Pursuit of Happiness

Dec
10

Is happiness a choice?  I’ve been confronted with this dilemma this morning in particular, but this week in general.  I don’t mean the  exertion of effort to put a smile on my face, but the happiness that causes a smile to be worn.  happiness_of_katakurisIs that latter happiness attainable by choice?  Can I look at my day, recognize my circumstances, and choose to be happy?  What if I don’t feel happy?  Can I, through choice, actually change how I feel which will result in a smile being worn in genuine joy, and not simply through a choice not to allow others to see what is really being felt?

Time for confessions.  Yesterday was a pretty rough day.  One of those days when you feel like an absolute failure even though common sense tells you you’re not, and simply by looking at your life you can prove to yourself that you’re not a failure, but yet for some reason you still feel that way – like something is missing but you don’t know what, or that the world is about to crash on your head and you can’t tell when or why or stop it.  Yeah, it was one of those strange days.
I woke up this morning feeling almost exactly the same.  Then I got a late start on my day because the person I was carpooling with didn’t show up till after our scheduled departure date (which on a normal day doens’t really matter, but when you’re off-kilter already it does for some reason).  Then, once we hit the freeway my car decided that it didn’t want to work in any other gear other than first, so we drove 25 miles an hour all the way to church.  Not like I made anyone angry with me or anything (since it was my intentional choice to be driving 25mph on the highway with my emergency flashers on of course).  At one point this blonde lady with too much make up pulled up behind me in her yellow HummerH3 – like right up on my tail (close enough I could see how much makeup she was wearing through my rear-view mirror) and started cussing me out and freaking out.  Really?! We’re in the far right lane!  It’s called the slow lane for a reason.  You’d think if you saw a car going 25mph on the freeway and you were in a hurry you’d go around – but no!

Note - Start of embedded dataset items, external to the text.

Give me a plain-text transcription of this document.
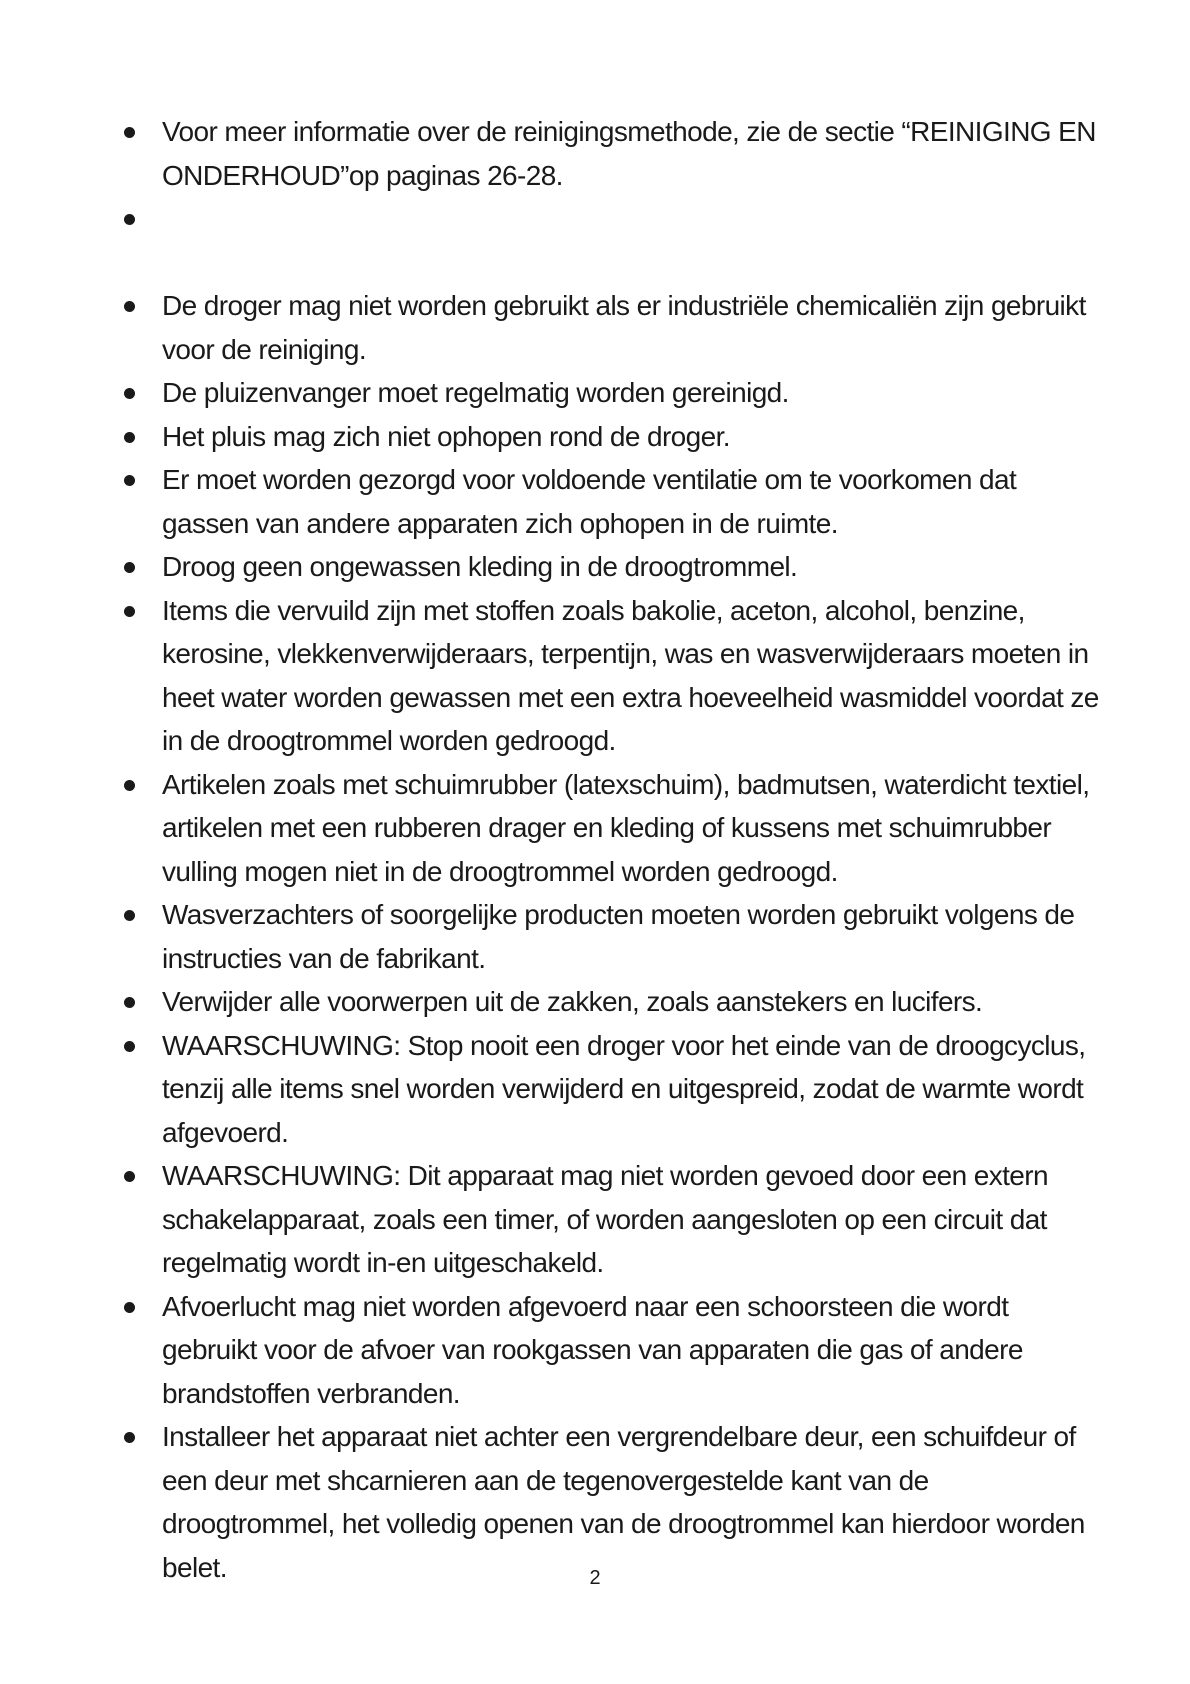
Voor meer informatie over de reinigingsmethode, zie de sectie “REINIGING EN ONDERHOUD”op paginas 26-28.
De droger mag niet worden gebruikt als er industriële chemicaliën zijn gebruikt voor de reiniging.
De pluizenvanger moet regelmatig worden gereinigd.
Het pluis mag zich niet ophopen rond de droger.
Er moet worden gezorgd voor voldoende ventilatie om te voorkomen dat gassen van andere apparaten zich ophopen in de ruimte.
Droog geen ongewassen kleding in de droogtrommel.
Items die vervuild zijn met stoffen zoals bakolie, aceton, alcohol, benzine, kerosine, vlekkenverwijderaars, terpentijn, was en wasverwijderaars moeten in heet water worden gewassen met een extra hoeveelheid wasmiddel voordat ze in de droogtrommel worden gedroogd.
Artikelen zoals met schuimrubber (latexschuim), badmutsen, waterdicht textiel, artikelen met een rubberen drager en kleding of kussens met schuimrubber vulling mogen niet in de droogtrommel worden gedroogd.
Wasverzachters of soorgelijke producten moeten worden gebruikt volgens de instructies van de fabrikant.
Verwijder alle voorwerpen uit de zakken, zoals aanstekers en lucifers.
WAARSCHUWING: Stop nooit een droger voor het einde van de droogcyclus, tenzij alle items snel worden verwijderd en uitgespreid, zodat de warmte wordt afgevoerd.
WAARSCHUWING: Dit apparaat mag niet worden gevoed door een extern schakelapparaat, zoals een timer, of worden aangesloten op een circuit dat regelmatig wordt in-en uitgeschakeld.
Afvoerlucht mag niet worden afgevoerd naar een schoorsteen die wordt gebruikt voor de afvoer van rookgassen van apparaten die gas of andere brandstoffen verbranden.
Installeer het apparaat niet achter een vergrendelbare deur, een schuifdeur of een deur met shcarnieren aan de tegenovergestelde kant van de droogtrommel, het volledig openen van de droogtrommel kan hierdoor worden belet.	2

Not for a full 2 minutes of motioning with her hands for me to drive on the shoulder (which I’m fairly certain is illegal) and swearing at me with just about every word known in English – and maybe some in another language too.  Maybe I shouldn’t have been looking in my rearview mirror.  Maybe she should have more compassion for those who aren’t able to drop $50,000 on a car that is significantly overpriced. Maybe I should have more compassion on her. Anyway.

Finally we got to work where my office was a pleasant 41 degrees.  Beautiful.  I love the cold.  Not.  So here I sit wondering if happiness is a choice.  My wife tells me it is.  My heart tells me it is.  I’m pretty sure the spirit of God is nudging me that it is.  But maybe I don’t want it to be!  Ever have those days?  Those days where for some reason it is easier, more pleasant (only for me of course) to be grumpy and pissed off at the world than to take the time to choose to be happy.

I always tell my students, “how you feel does not dictate what you do.”  I’m pretty sure how I feel right now is dictating what I’m doing.
But if happiness is a choice, then how do I choose it?  Maybe I just take a moment and observe the absurdity of my day.   Maybe I pause for a moment and invite Jesus to be part of my day (not that he hasn’t been here the whole time, but I’m pretty sure I’ve kept him for entering my mind and heart this morning).  Maybe I take a second and think of the incredible love that I have been shown in the past week.  Perhaps I stop to think of all the people who I care about and who genuinely care about me.  Maybe I consider for a brief moment in time the incredible sacrifice my Savior gave for my sake – how he loved me enough to live a life that demonstrated how to live in unity with God, how he loved me enough to be beaten and broken for me, how he loved me enough to give up his life (a good life, full of friendship and incredible stories), and how he loved me enough to defeat death that I may find and claim victory in His name and be filled with His Spirit through which I can overcome all things.

Maybe when I stop and consider all of this I can set aside my frustration at the disappointment of the past few days and place myself in the grace of my Savior and welcome him back into his place in my life.  Maybe that is the choice to be happy.  Truly I cannot be happy on my own, outside of the Spirit of God dwelling within me.  Truly I cannot pick my attitude up by its boot-straps and have a smile be anything more than a painting over a cracked canvas.

happiness

But truly in the presence of God there is grace even for me.  Surely in the presence of God there is hope that overcomes sorrow, hope that overcomes frustration, hope that overcomes shame and doubt.  It is in that hope, the hope that God can use me yet, that who I have been is not who I am is not who I will be, hope that God is in the process of saving me through his grace and power.  Maybe in that hope is happiness.  Maybe by choosing to reach out and take hold of that hope it is possible for me to reach out and take hold of happiness for this day, for this moment, for this life.

Maybe I will try it.  I feel peace rising up in me already.  Maybe I can start my day here. Right here, right now, with Jesus, with hope, maybe even with happiness.